As can be seen from this example, both the formal charges and the oxidation numbers are just "artificial" accounting schemes, none of which reflects the real electron distribution in the molecule accurately. These accounting schemes are very useful in analyzing alternative Lewis structures or redox reactions, but are not adequate in exploring charge separation (polarity) of molecules.

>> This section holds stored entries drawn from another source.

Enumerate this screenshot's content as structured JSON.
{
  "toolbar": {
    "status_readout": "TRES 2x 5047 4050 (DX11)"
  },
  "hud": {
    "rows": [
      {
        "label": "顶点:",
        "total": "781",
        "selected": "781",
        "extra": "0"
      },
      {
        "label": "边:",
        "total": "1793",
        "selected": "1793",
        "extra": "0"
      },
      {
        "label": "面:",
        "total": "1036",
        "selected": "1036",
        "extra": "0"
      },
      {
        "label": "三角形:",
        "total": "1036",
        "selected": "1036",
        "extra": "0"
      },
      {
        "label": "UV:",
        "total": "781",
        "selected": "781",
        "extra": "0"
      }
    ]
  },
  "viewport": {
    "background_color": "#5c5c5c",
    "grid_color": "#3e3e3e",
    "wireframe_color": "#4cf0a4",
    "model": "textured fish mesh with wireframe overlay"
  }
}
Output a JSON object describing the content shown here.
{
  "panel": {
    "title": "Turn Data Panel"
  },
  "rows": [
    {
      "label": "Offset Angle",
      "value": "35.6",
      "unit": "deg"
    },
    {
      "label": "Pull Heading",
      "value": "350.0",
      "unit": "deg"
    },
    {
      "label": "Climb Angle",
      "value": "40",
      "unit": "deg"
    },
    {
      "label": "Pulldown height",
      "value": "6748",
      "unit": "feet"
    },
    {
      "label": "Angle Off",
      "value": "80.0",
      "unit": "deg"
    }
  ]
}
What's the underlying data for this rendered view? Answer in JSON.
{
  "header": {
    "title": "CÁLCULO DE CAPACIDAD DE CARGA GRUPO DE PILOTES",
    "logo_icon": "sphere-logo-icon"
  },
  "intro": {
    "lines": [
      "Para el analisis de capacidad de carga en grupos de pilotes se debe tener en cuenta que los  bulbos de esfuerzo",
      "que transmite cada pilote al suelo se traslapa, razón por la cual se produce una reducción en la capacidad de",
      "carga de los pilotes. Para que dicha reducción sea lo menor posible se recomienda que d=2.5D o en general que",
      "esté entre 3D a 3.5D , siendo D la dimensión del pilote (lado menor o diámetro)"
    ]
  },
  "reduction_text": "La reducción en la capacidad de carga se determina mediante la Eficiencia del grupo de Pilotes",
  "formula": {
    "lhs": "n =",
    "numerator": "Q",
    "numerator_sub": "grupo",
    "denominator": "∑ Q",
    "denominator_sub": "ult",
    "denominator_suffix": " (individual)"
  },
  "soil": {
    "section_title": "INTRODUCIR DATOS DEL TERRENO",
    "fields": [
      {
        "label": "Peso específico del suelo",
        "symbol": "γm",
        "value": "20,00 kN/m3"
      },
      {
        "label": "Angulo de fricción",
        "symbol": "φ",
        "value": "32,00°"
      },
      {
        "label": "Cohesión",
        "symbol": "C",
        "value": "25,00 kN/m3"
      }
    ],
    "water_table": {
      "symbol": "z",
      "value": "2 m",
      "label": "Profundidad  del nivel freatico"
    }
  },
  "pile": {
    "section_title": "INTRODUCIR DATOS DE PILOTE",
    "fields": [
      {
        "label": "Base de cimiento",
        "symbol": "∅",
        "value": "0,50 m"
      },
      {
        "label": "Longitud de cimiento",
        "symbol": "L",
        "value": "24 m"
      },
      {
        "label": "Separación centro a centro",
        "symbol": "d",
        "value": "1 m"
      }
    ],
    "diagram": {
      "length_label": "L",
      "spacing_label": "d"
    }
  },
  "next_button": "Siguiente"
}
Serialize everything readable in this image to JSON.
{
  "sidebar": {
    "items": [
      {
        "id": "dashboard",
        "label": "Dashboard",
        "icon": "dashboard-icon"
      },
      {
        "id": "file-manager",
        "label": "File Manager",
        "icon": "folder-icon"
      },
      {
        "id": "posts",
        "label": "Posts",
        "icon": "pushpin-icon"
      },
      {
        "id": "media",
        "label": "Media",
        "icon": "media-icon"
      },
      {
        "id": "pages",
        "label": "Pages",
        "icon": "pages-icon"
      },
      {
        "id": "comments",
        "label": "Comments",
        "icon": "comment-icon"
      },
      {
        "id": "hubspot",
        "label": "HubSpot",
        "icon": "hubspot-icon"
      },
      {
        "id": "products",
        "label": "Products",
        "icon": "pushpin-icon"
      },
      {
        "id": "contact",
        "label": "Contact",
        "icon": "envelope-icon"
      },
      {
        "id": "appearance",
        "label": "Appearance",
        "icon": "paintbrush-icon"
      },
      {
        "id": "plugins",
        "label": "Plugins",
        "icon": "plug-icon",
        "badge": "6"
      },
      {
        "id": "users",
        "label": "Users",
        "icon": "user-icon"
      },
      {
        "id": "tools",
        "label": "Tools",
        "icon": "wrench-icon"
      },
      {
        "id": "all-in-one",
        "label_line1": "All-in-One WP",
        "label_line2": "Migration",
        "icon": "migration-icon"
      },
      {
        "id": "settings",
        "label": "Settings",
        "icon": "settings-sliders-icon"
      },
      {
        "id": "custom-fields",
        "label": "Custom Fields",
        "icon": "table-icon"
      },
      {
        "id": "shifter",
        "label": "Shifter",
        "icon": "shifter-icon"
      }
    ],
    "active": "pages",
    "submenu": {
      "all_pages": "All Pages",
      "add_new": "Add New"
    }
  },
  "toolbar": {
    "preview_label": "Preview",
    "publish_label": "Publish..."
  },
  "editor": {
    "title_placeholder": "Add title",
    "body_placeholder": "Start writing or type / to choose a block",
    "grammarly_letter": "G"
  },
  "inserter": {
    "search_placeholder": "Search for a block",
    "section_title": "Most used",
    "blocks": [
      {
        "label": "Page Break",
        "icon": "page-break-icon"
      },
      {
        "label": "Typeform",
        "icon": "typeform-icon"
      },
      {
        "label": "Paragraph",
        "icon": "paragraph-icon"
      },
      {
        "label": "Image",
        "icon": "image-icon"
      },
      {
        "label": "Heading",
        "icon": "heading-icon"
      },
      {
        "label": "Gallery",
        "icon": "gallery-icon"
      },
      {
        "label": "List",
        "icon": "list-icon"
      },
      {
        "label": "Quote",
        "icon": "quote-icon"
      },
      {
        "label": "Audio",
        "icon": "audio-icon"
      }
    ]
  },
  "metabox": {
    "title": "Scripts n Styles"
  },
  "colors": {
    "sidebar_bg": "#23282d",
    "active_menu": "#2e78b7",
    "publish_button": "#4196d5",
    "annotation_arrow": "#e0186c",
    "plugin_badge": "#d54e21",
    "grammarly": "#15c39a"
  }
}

Chemists have developed other ways to present the polarization of electrons in molecules. One that is commonly used paints the artificial surface ("skin") of the volume that contains 95% of electron density of the molecule according to the electrostatic attraction that would be encountered by a probing positive point charge "rolled" on that imaginary surface. Red and orange colors reflect excess of electron density, while blue and green represents area of diminished electron density. These electrostatic potential maps (right in the picture above) are a much fairer representations of true charge distributions than the arbitrary accounting schemes of formal charges (center) or oxidation numbers (left).